Azerbaijani journalist

Aslan Ahmad Aslanov (Azerbaijani: Aslanov Aslan Əhməd oğlu) is an Azerbaijani journalist. From 2018 to 2022, he was chairman of the board of the Azerbaijan State News Agency (AZERTAC).

== Biography ==

From 12 December 2007, he has been a member of the executive board of the Organization of Asia-Pacific News Agencies (OANA). In September 2013, Aslan Aslanov was elected Vice President of OANA. He was elected member of the National Commission of the Republic of Azerbaijan for UNESCO by the decree of the Azerbaijani President.
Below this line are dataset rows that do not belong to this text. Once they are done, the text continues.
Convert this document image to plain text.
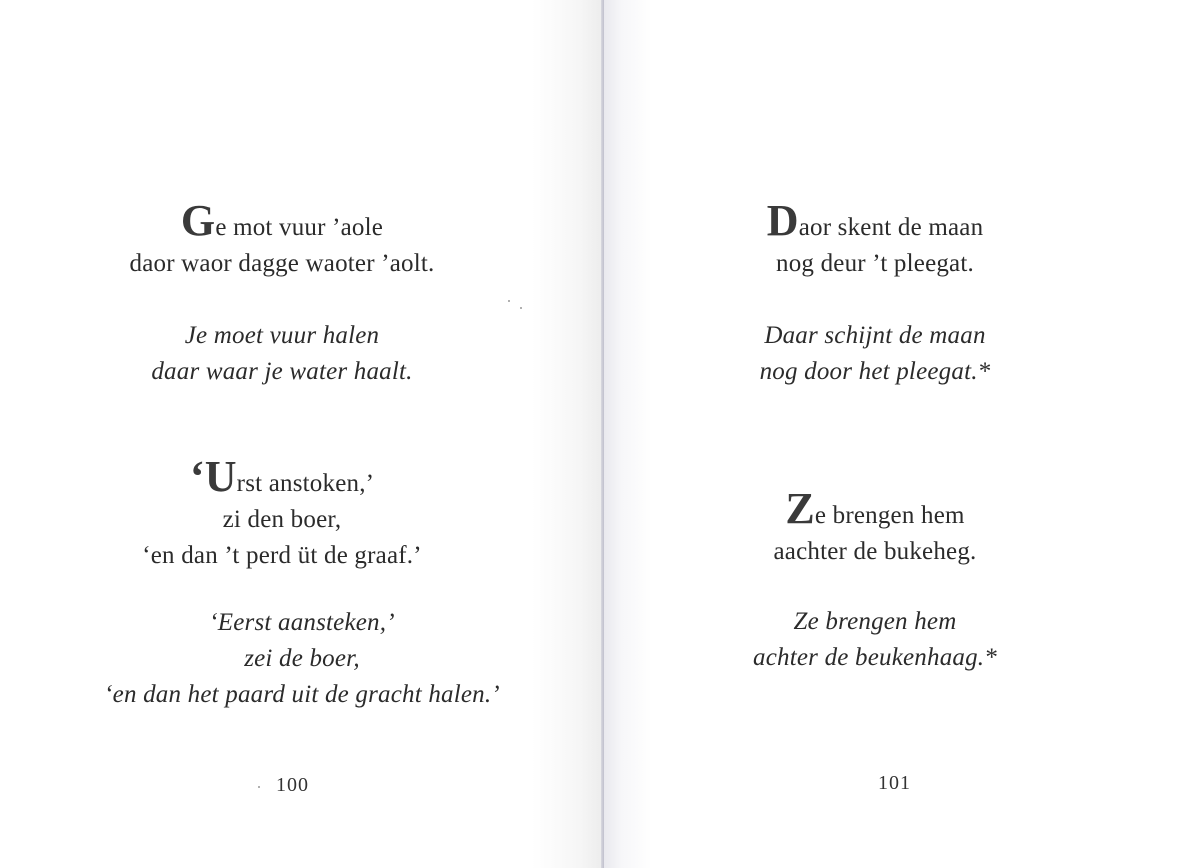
Ge mot vuur ’aole
daor waor dagge waoter ’aolt.
Je moet vuur halen
daar waar je water haalt.
‘Urst anstoken,’
zi den boer,
‘en dan ’t perd üt de graaf.’
‘Eerst aansteken,’
zei de boer,
‘en dan het paard uit de gracht halen.’
100
Daor skent de maan
nog deur ’t pleegat.
Daar schijnt de maan
nog door het pleegat.*
Ze brengen hem
aachter de bukeheg.
Ze brengen hem
achter de beukenhaag.*
101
In 2016–2019, he was the president of the New Agencies World Congress and the Organization of Asia-Pacific News Agencies (OANA) From March 2018-December 2022, he was chairman of the board of Azerbaijan State News Agency.

== Awards ==

- "For Service to Motherland" 1st Class Order (2021)
- Jubilee medal "100th anniversary of Heydar Aliyev (1923-2023)" (2024)

== Books ==

- "Heydar Aliyev and AzerTAc". Baku, 2005.
- "From AzerTAc to AzerTAc: Difficult and Glorious Path". Baku, "Şərq-Qərb", 2008, 184 pages.
- "AzerTAc-90". Baku, 2011.
- "AzerTAc's place in the world information network: establishment history and development stages". Baku: "Azərnəşr", 2012, 224 pages.
- "Information provision of state policy". Baku, "Şərq-Qərb", 2013, 620 pages.
- Media and challenges of time. Baku, 2017, 477 pages.